The plan further warns of numerous potential lawsuits related to the CS loan, implying that Blixseth, who once was a huge fan of Gulfstream IVs and owned various multi-million dollar homes all over the country, may be stuck in litigation purgatory for a long time. And litigation will come not only from creditors who will claim he illegally diverted secured funding, but also from the IRS, and also his wife, Edra, who curiously ended up owning Tim's 50% stake of the club as part of their divorce settlement. Edra, herself may also be in hot water, as Western Capital, which is suing Yellowstone for a $13 million loan, sought a warrant for her arrest on Wednesday after she failed to appear at a district court hearing.
In the meantime, private equity group CrossHarbor Capital, is hoping to take advantage of the smoke from all the scandals related to the property and acquire it at a low ball bid. The asset manager loaned Yellowstone a $22.6 million DIP in exchange for being a stalking horse bidder in the ensuing 363 auction for the property. Lender Credit Suisse, which figured out the low-ball bidding ploy, has sought and obtained the appointment of an examiner who will investigate conflilcts of interest between CrossHarbor, Edra Blixseth and others. CS lawyers are arguing the parties are working to try to hand the company to CrossHarbor for an extremely low price at the expense of creditors. In response, Yellowstone recently hired C.B. Richard Ellis to market the resort to a wider investor audience.
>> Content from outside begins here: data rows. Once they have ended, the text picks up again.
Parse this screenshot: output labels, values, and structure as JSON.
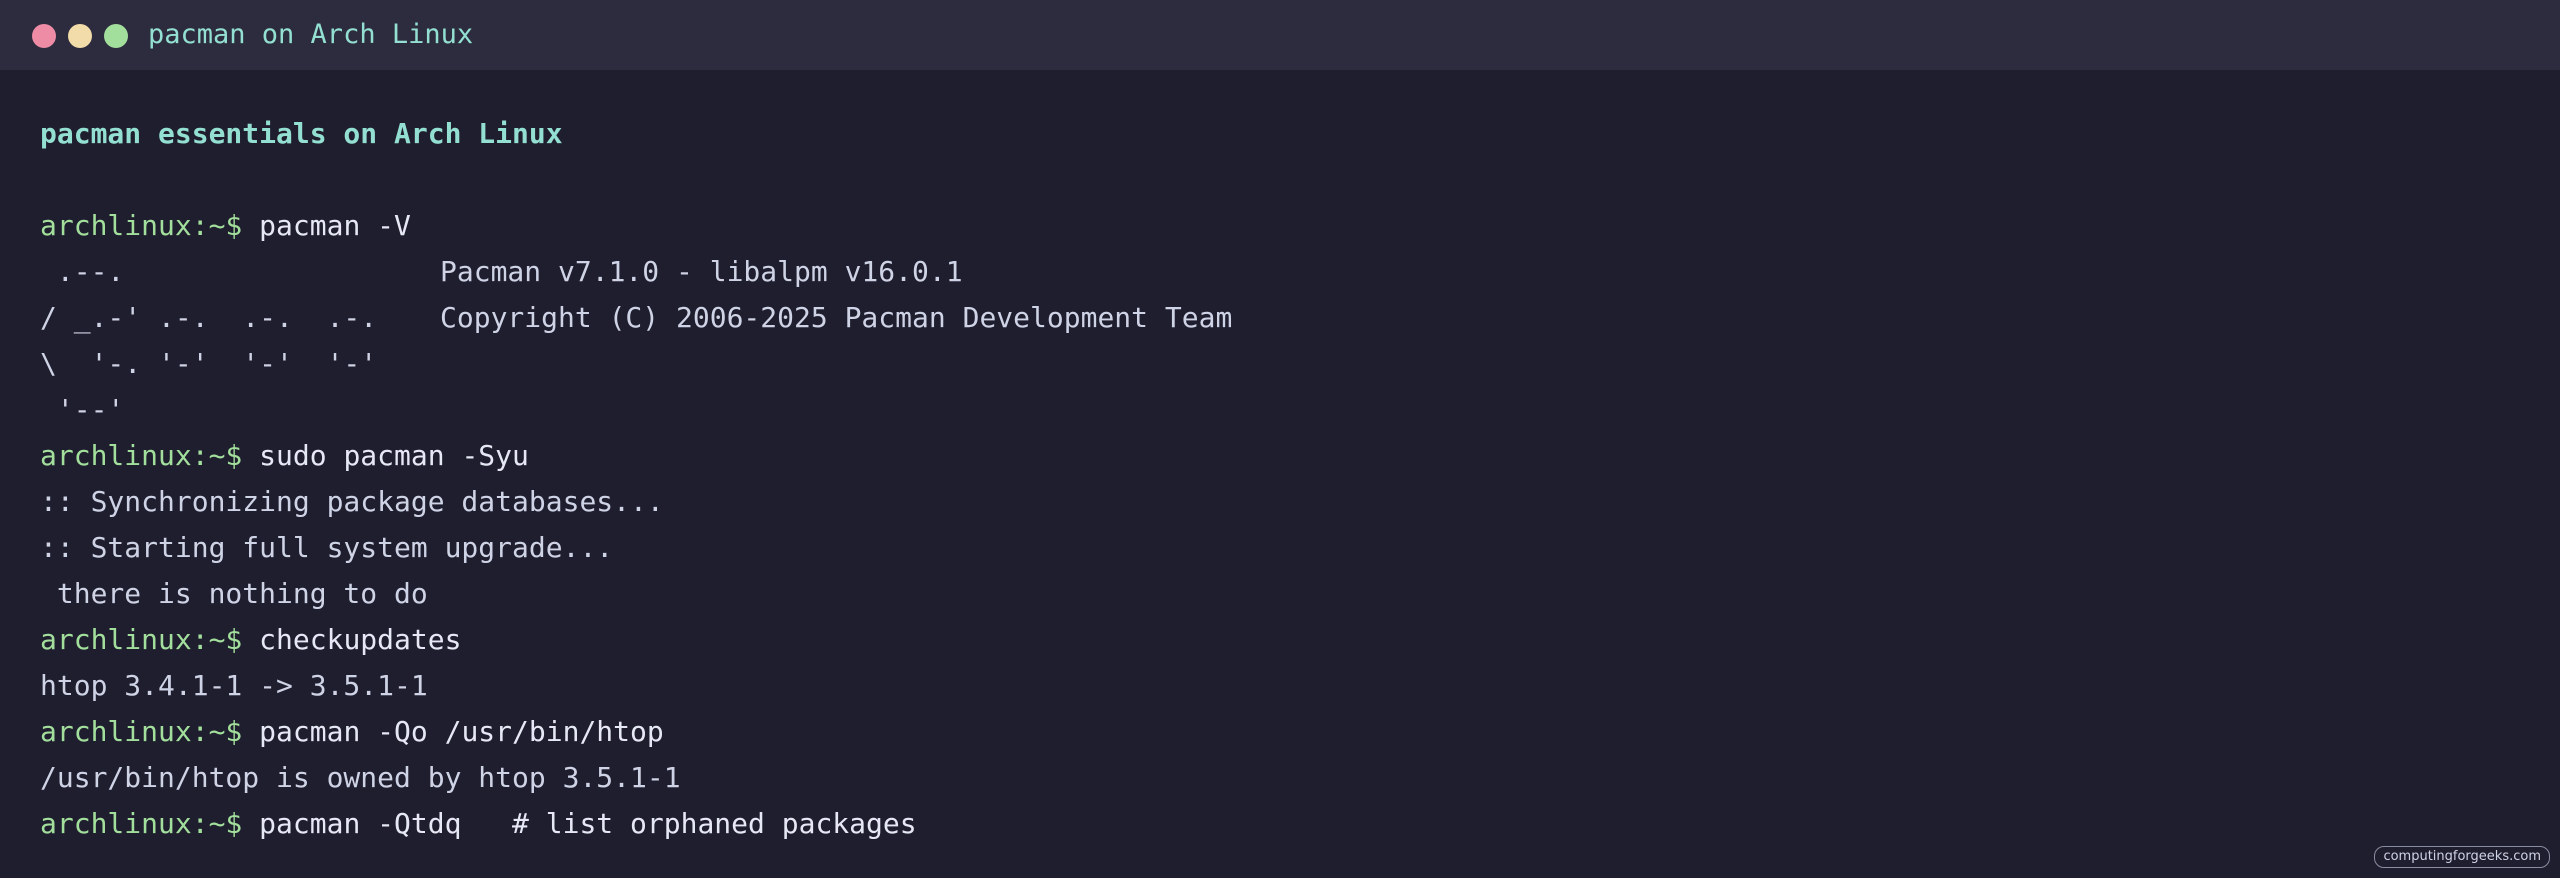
{
  "window": {
    "title": "pacman on Arch Linux",
    "controls": [
      "close",
      "minimize",
      "maximize"
    ]
  },
  "heading": "pacman essentials on Arch Linux",
  "prompt": "archlinux:~$",
  "session": {
    "cmd1": "pacman -V",
    "version_ascii": [
      " .--.",
      "/ _.-' .-.  .-.  .-.",
      "\\  '-. '-'  '-'  '-'",
      " '--'"
    ],
    "version_info": [
      "Pacman v7.1.0 - libalpm v16.0.1",
      "Copyright (C) 2006-2025 Pacman Development Team"
    ],
    "cmd2": "sudo pacman -Syu",
    "out2": [
      ":: Synchronizing package databases...",
      ":: Starting full system upgrade...",
      " there is nothing to do"
    ],
    "cmd3": "checkupdates",
    "out3": [
      "htop 3.4.1-1 -> 3.5.1-1"
    ],
    "cmd4": "pacman -Qo /usr/bin/htop",
    "out4": [
      "/usr/bin/htop is owned by htop 3.5.1-1"
    ],
    "cmd5": "pacman -Qtdq   # list orphaned packages"
  },
  "watermark": "computingforgeeks.com",
  "colors": {
    "background": "#1f1e2e",
    "titlebar": "#2d2c3e",
    "title_text": "#93e0d2",
    "prompt": "#a3df9c",
    "text": "#cfd3e6",
    "close": "#ee8ba5",
    "minimize": "#f2dcaa",
    "maximize": "#a3df9c"
  }
}
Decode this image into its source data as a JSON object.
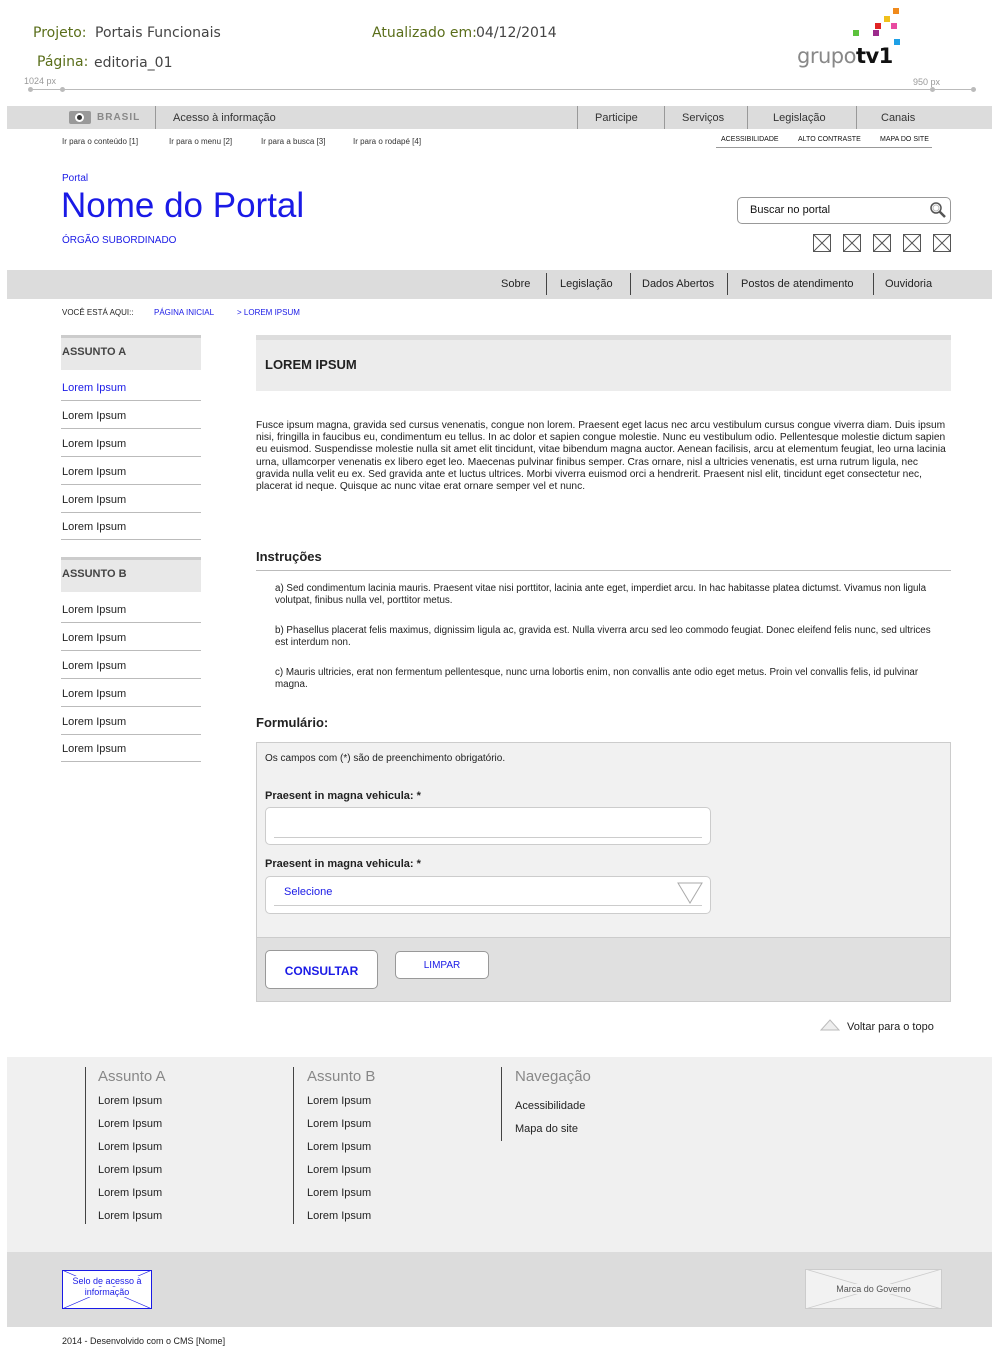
{
  "project": {
    "project_label": "Projeto:",
    "project_value": "Portais Funcionais",
    "updated_label": "Atualizado em:",
    "updated_value": "04/12/2014",
    "page_label": "Página:",
    "page_value": "editoria_01",
    "ruler_left": "1024 px",
    "ruler_right": "950 px",
    "logo_text_light": "grupo",
    "logo_text_bold": "tv1"
  },
  "govbar": {
    "brasil": "BRASIL",
    "access": "Acesso à informação",
    "nav": [
      "Participe",
      "Serviços",
      "Legislação",
      "Canais"
    ],
    "skip_links": [
      "Ir para o conteúdo [1]",
      "Ir para o menu [2]",
      "Ir para a busca [3]",
      "Ir para o rodapé [4]"
    ],
    "acc_links": [
      "ACESSIBILIDADE",
      "ALTO CONTRASTE",
      "MAPA DO SITE"
    ]
  },
  "header": {
    "portal_label": "Portal",
    "title": "Nome do Portal",
    "subtitle": "ÓRGÃO SUBORDINADO",
    "search_placeholder": "Buscar no portal"
  },
  "menu": [
    "Sobre",
    "Legislação",
    "Dados Abertos",
    "Postos de atendimento",
    "Ouvidoria"
  ],
  "breadcrumb": {
    "prefix": "VOCÊ ESTÁ AQUI::",
    "home": "PÁGINA INICIAL",
    "current": "> LOREM IPSUM"
  },
  "sidebar": {
    "a_title": "ASSUNTO A",
    "a_items": [
      "Lorem Ipsum",
      "Lorem Ipsum",
      "Lorem Ipsum",
      "Lorem Ipsum",
      "Lorem Ipsum",
      "Lorem Ipsum"
    ],
    "b_title": "ASSUNTO B",
    "b_items": [
      "Lorem Ipsum",
      "Lorem Ipsum",
      "Lorem Ipsum",
      "Lorem Ipsum",
      "Lorem Ipsum",
      "Lorem Ipsum"
    ]
  },
  "content": {
    "title": "LOREM IPSUM",
    "paragraph": "Fusce ipsum magna, gravida sed cursus venenatis, congue non lorem. Praesent eget lacus nec arcu vestibulum cursus congue viverra diam. Duis ipsum nisi, fringilla in faucibus eu, condimentum eu tellus. In ac dolor et sapien congue molestie. Nunc eu vestibulum odio. Pellentesque molestie dictum sapien eu euismod. Suspendisse molestie nulla sit amet elit tincidunt, vitae bibendum magna auctor. Aenean facilisis, arcu at elementum feugiat, leo urna lacinia urna, ullamcorper venenatis ex libero eget leo. Maecenas pulvinar finibus semper. Cras ornare, nisl a ultricies venenatis, est urna rutrum ligula, nec gravida nulla velit eu ex. Sed gravida ante et luctus ultrices. Morbi viverra euismod orci a hendrerit. Praesent nisl elit, tincidunt eget consectetur nec, placerat id neque. Quisque ac nunc vitae erat ornare semper vel et nunc.",
    "instr_title": "Instruções",
    "instructions": [
      "a) Sed condimentum lacinia mauris. Praesent vitae nisi porttitor, lacinia ante eget, imperdiet arcu. In hac habitasse platea dictumst. Vivamus non ligula volutpat, finibus nulla vel, porttitor metus.",
      "b) Phasellus placerat felis maximus, dignissim ligula ac, gravida est. Nulla viverra arcu sed leo commodo feugiat. Donec eleifend felis nunc, sed ultrices est interdum non.",
      "c) Mauris ultricies, erat non fermentum pellentesque, nunc urna lobortis enim, non convallis ante odio eget metus. Proin vel convallis felis, id pulvinar magna."
    ],
    "form_title": "Formulário:"
  },
  "form": {
    "note": "Os campos com (*) são de preenchimento obrigatório.",
    "field1_label": "Praesent in magna vehicula: *",
    "field1_value": "",
    "field2_label": "Praesent in magna vehicula: *",
    "field2_selected": "Selecione",
    "submit": "CONSULTAR",
    "clear": "LIMPAR"
  },
  "back_to_top": "Voltar para o topo",
  "footer": {
    "col_a_title": "Assunto A",
    "col_a_items": [
      "Lorem Ipsum",
      "Lorem Ipsum",
      "Lorem Ipsum",
      "Lorem Ipsum",
      "Lorem Ipsum",
      "Lorem Ipsum"
    ],
    "col_b_title": "Assunto B",
    "col_b_items": [
      "Lorem Ipsum",
      "Lorem Ipsum",
      "Lorem Ipsum",
      "Lorem Ipsum",
      "Lorem Ipsum",
      "Lorem Ipsum"
    ],
    "col_nav_title": "Navegação",
    "col_nav_items": [
      "Acessibilidade",
      "Mapa do site"
    ],
    "selo_line1": "Selo de acesso à",
    "selo_line2": "informação",
    "marca": "Marca do Governo",
    "copyright": "2014 - Desenvolvido com o CMS [Nome]"
  },
  "icons": {
    "search": "magnifier-icon",
    "social": [
      "social-placeholder-icon",
      "social-placeholder-icon",
      "social-placeholder-icon",
      "social-placeholder-icon",
      "social-placeholder-icon"
    ],
    "select_arrow": "triangle-down-icon",
    "back_to_top": "triangle-up-icon"
  },
  "colors": {
    "link_blue": "#1a1ae6",
    "bar_gray": "#dcdcdc"
  }
}
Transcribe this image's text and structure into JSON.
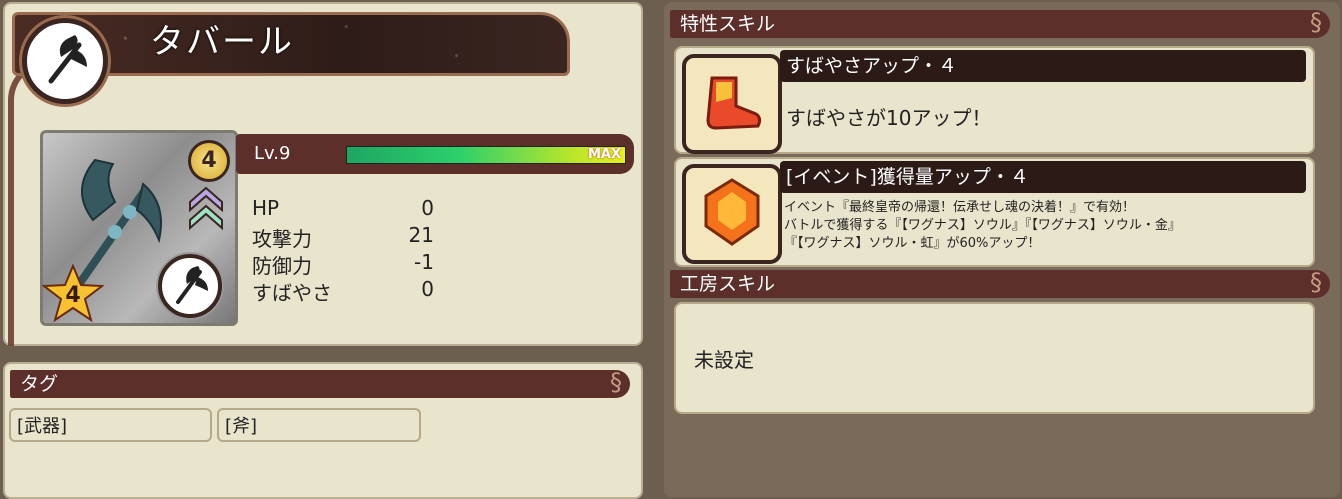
{
  "item": {
    "name": "タバール",
    "rank": "4",
    "rarity_stars": "4",
    "level_label": "Lv.9",
    "level_status": "MAX",
    "exp_fill_percent": 100,
    "stats": [
      {
        "label": "HP",
        "value": "0"
      },
      {
        "label": "攻撃力",
        "value": "21"
      },
      {
        "label": "防御力",
        "value": "-1"
      },
      {
        "label": "すばやさ",
        "value": "0"
      }
    ]
  },
  "tags": {
    "header": "タグ",
    "items": [
      "[武器]",
      "[斧]"
    ]
  },
  "trait_skills": {
    "header": "特性スキル",
    "items": [
      {
        "title": "すばやさアップ・４",
        "description": "すばやさが10アップ！",
        "icon": "boot-icon"
      },
      {
        "title": "[イベント]獲得量アップ・４",
        "description_lines": [
          "イベント『最終皇帝の帰還！伝承せし魂の決着！』で有効！",
          "バトルで獲得する『【ワグナス】ソウル』『【ワグナス】ソウル・金』",
          "『【ワグナス】ソウル・虹』が60%アップ！"
        ],
        "icon": "gem-icon"
      }
    ]
  },
  "workshop_skill": {
    "header": "工房スキル",
    "value": "未設定"
  },
  "colors": {
    "panel": "#e9e4cc",
    "header": "#5c2f2a",
    "title_bar": "#2b1a16",
    "exp_bar": "#2bd06c"
  }
}
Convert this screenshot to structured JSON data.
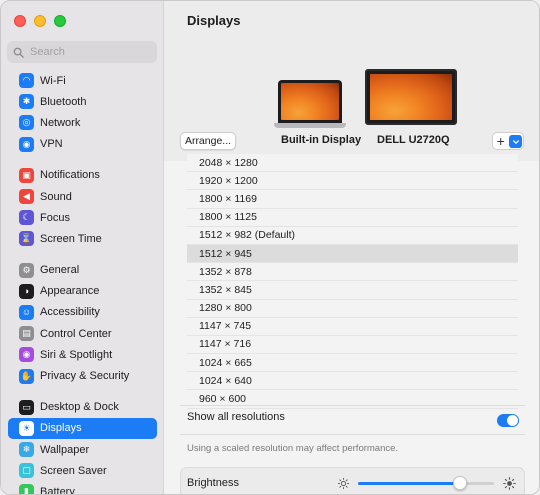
{
  "sidebar": {
    "search_placeholder": "Search",
    "groups": [
      [
        {
          "label": "Wi-Fi",
          "icon": "wifi-icon",
          "color": "#1b7cf5"
        },
        {
          "label": "Bluetooth",
          "icon": "bluetooth-icon",
          "color": "#1b7cf5"
        },
        {
          "label": "Network",
          "icon": "network-icon",
          "color": "#1b7cf5"
        },
        {
          "label": "VPN",
          "icon": "vpn-icon",
          "color": "#1b7cf5"
        }
      ],
      [
        {
          "label": "Notifications",
          "icon": "notifications-icon",
          "color": "#f0453a"
        },
        {
          "label": "Sound",
          "icon": "sound-icon",
          "color": "#f0453a"
        },
        {
          "label": "Focus",
          "icon": "focus-icon",
          "color": "#5f56d6"
        },
        {
          "label": "Screen Time",
          "icon": "screen-time-icon",
          "color": "#5f56d6"
        }
      ],
      [
        {
          "label": "General",
          "icon": "general-icon",
          "color": "#8e8e93"
        },
        {
          "label": "Appearance",
          "icon": "appearance-icon",
          "color": "#1d1d1f"
        },
        {
          "label": "Accessibility",
          "icon": "accessibility-icon",
          "color": "#1b7cf5"
        },
        {
          "label": "Control Center",
          "icon": "control-center-icon",
          "color": "#8e8e93"
        },
        {
          "label": "Siri & Spotlight",
          "icon": "siri-icon",
          "color": "#a54be0"
        },
        {
          "label": "Privacy & Security",
          "icon": "privacy-hand-icon",
          "color": "#1b7cf5"
        }
      ],
      [
        {
          "label": "Desktop & Dock",
          "icon": "desktop-dock-icon",
          "color": "#1d1d1f"
        },
        {
          "label": "Displays",
          "icon": "displays-sun-icon",
          "color": "#1b7cf5",
          "active": true
        },
        {
          "label": "Wallpaper",
          "icon": "wallpaper-icon",
          "color": "#3aa7e6"
        },
        {
          "label": "Screen Saver",
          "icon": "screen-saver-icon",
          "color": "#3ac2d8"
        },
        {
          "label": "Battery",
          "icon": "battery-icon",
          "color": "#34c759"
        }
      ]
    ]
  },
  "main": {
    "title": "Displays",
    "arrange_label": "Arrange...",
    "displays": {
      "builtin_label": "Built-in Display",
      "external_label": "DELL U2720Q"
    },
    "plus_label": "+",
    "resolutions": [
      "2048 × 1280",
      "1920 × 1200",
      "1800 × 1169",
      "1800 × 1125",
      "1512 × 982 (Default)",
      "1512 × 945",
      "1352 × 878",
      "1352 × 845",
      "1280 × 800",
      "1147 × 745",
      "1147 × 716",
      "1024 × 665",
      "1024 × 640",
      "960 × 600"
    ],
    "selected_resolution": "1512 × 945",
    "show_all_label": "Show all resolutions",
    "show_all_on": true,
    "note": "Using a scaled resolution may affect performance.",
    "brightness_label": "Brightness",
    "brightness_level": 0.75
  },
  "colors": {
    "accent": "#1b7cf5",
    "selected_row": "#dcdcdc"
  }
}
Any funds out there who wish to position themselves for that one moment 20 years down when the economy picks up to where people can afford Yellowstone's exorbitant fees, should swing by bankruptcy court on the day of the auction and keep outbidding CrossHarbor at every turn. In the meantime the lack-of-love pentagram between Tim, Edra, Credit Suisse, CrossHarbor, the IRS, and likely many more as yet unknown litigants should provide hours of entertainment to former millionaires who now live in the slums.